Le Horla is a short story by the French author Guy de Maupassant (1850–1893). In the first version, published in 1886, an alienist presents the story to his colleagues as a clinical case. In the longer and better known 1887 version, the tale is narrated in the first person, in the form of a diary. Its protagonist describes increasingly bizarre experiences, which he attributes to the Horla, a ghostly entity that gradually comes to dominate his life. ‘Horla’ is a neologism, believed to be an amalgam of ‘hors’ (out) and ‘’ (there). Somatic hallucinations and an episode of sleep paralysis are followed by distressing passivity experiences, which define the story. It has been argued that the ghost in the story might represent a form of autoscopy, but the Horla is in fact invisible and the narrator experiences it as a completely alien and parasitic presence, unrelated to his own self. The Horla becomes his absolute master, in charge of his body and mind. At one point, the narrator, determined to escape the Horla's sinister control over him, and believing he is finally leaving this odious presence behind, intends to order his coach driver to take him to the railway station, but instead he asks him to take him back home, where he knows the Horla has taken residence. All his actions are now dictated by the ominous external agent:

J'ai voulu dire ‘A la gare!’ et j'ai crié – je n'ai pas dit, j'ai crié- d'une voix si forte que les passants se sont retournés: ‘A la maison’ [ … ] Il m'avait retrouvé et repris.

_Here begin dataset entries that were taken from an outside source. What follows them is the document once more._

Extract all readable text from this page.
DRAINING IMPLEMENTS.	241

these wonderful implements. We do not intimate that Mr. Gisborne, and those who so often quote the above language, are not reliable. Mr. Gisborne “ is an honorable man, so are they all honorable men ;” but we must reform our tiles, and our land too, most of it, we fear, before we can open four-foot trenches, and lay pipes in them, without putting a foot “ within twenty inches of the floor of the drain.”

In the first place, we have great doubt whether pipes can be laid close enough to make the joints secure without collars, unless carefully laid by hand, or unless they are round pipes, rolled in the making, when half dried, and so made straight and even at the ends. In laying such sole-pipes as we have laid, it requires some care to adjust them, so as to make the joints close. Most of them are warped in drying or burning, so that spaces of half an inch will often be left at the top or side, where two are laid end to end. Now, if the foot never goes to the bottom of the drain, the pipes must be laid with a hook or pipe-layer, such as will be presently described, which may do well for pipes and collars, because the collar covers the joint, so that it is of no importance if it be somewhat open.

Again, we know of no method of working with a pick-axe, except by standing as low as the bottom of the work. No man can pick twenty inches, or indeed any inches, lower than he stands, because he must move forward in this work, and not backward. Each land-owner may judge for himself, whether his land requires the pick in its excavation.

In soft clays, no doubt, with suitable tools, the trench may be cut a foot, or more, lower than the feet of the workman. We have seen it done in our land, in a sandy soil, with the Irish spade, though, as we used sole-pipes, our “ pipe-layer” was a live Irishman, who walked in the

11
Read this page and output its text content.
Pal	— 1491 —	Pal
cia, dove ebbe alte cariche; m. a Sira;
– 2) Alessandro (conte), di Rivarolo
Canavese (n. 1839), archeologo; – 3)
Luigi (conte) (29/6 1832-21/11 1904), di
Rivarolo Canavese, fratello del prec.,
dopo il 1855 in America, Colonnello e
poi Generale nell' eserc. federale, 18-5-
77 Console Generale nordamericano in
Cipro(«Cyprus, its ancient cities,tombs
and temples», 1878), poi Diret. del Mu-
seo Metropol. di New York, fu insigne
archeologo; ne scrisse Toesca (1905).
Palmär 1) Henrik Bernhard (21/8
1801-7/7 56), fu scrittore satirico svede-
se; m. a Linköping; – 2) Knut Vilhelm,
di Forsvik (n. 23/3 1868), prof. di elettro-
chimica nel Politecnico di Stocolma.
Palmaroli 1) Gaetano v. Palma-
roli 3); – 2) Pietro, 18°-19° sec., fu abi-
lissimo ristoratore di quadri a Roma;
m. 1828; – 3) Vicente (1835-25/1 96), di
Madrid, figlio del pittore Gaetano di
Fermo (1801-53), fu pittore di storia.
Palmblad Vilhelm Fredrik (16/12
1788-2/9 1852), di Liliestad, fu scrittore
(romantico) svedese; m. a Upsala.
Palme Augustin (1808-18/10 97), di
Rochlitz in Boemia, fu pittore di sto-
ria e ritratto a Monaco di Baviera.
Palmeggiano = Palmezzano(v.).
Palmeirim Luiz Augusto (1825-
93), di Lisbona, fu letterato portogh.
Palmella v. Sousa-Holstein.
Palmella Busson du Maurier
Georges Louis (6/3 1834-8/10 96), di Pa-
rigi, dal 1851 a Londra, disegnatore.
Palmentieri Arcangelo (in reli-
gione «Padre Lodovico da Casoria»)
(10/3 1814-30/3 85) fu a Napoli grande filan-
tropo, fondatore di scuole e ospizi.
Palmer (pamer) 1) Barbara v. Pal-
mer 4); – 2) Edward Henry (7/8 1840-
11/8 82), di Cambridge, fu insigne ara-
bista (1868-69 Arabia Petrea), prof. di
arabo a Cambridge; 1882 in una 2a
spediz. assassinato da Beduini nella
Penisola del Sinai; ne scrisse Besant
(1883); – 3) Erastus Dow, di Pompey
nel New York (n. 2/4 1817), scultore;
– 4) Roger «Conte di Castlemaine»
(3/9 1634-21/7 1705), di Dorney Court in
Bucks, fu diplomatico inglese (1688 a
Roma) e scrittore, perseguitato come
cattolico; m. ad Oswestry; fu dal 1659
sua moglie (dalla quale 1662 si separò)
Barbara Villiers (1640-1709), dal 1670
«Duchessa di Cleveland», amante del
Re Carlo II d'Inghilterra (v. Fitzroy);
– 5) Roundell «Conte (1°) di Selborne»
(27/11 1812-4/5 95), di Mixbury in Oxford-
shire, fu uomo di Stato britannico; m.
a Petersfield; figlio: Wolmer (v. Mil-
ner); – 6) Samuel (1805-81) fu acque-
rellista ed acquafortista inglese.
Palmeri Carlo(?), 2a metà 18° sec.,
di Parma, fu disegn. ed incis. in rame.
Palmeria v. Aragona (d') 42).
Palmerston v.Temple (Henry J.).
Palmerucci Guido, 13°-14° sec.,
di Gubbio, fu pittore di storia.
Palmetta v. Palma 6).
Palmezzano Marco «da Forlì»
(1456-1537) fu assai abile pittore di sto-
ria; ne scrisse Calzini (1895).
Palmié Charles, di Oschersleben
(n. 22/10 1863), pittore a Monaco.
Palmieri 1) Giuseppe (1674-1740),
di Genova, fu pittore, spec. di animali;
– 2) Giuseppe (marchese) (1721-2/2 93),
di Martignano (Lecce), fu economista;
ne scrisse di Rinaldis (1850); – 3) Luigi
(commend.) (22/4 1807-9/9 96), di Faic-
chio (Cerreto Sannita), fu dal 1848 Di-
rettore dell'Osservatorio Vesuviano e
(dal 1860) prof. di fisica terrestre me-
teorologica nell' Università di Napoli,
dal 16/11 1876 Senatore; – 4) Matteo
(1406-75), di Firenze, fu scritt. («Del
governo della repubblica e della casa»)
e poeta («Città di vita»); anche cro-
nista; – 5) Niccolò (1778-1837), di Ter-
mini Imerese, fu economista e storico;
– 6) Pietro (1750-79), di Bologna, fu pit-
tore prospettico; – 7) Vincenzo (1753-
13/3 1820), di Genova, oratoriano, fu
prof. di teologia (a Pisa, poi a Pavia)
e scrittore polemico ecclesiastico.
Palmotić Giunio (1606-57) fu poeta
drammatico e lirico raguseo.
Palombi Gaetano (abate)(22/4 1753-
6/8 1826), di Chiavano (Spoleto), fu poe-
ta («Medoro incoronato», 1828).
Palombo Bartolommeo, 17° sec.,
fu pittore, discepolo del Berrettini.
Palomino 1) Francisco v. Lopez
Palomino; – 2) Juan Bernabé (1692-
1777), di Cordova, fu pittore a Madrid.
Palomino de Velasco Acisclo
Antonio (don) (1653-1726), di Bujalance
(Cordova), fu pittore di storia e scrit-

The narrator concludes that only suicide can liberate him from the controlling ghost.

Maupassant struggled with intense psychological distress towards the end of his life, associated with his neurosyphilis. He died in 1893 in a private asylum at 42 years of age, 6 years after the publication of Le Horla. The cause of death was recorded as Paralysie Générale. He had made a suicidal attempt a year before his death. Whether or not the author's own psychiatric symptoms found their way into this tale remains speculative, but it seems likely that they at least informed (in tandem with his fondness for psychoactive substances) the description of the horrors endured by its narrator. This would make Le Horla an invaluable first-hand, detailed and vivid account of organic psychosis.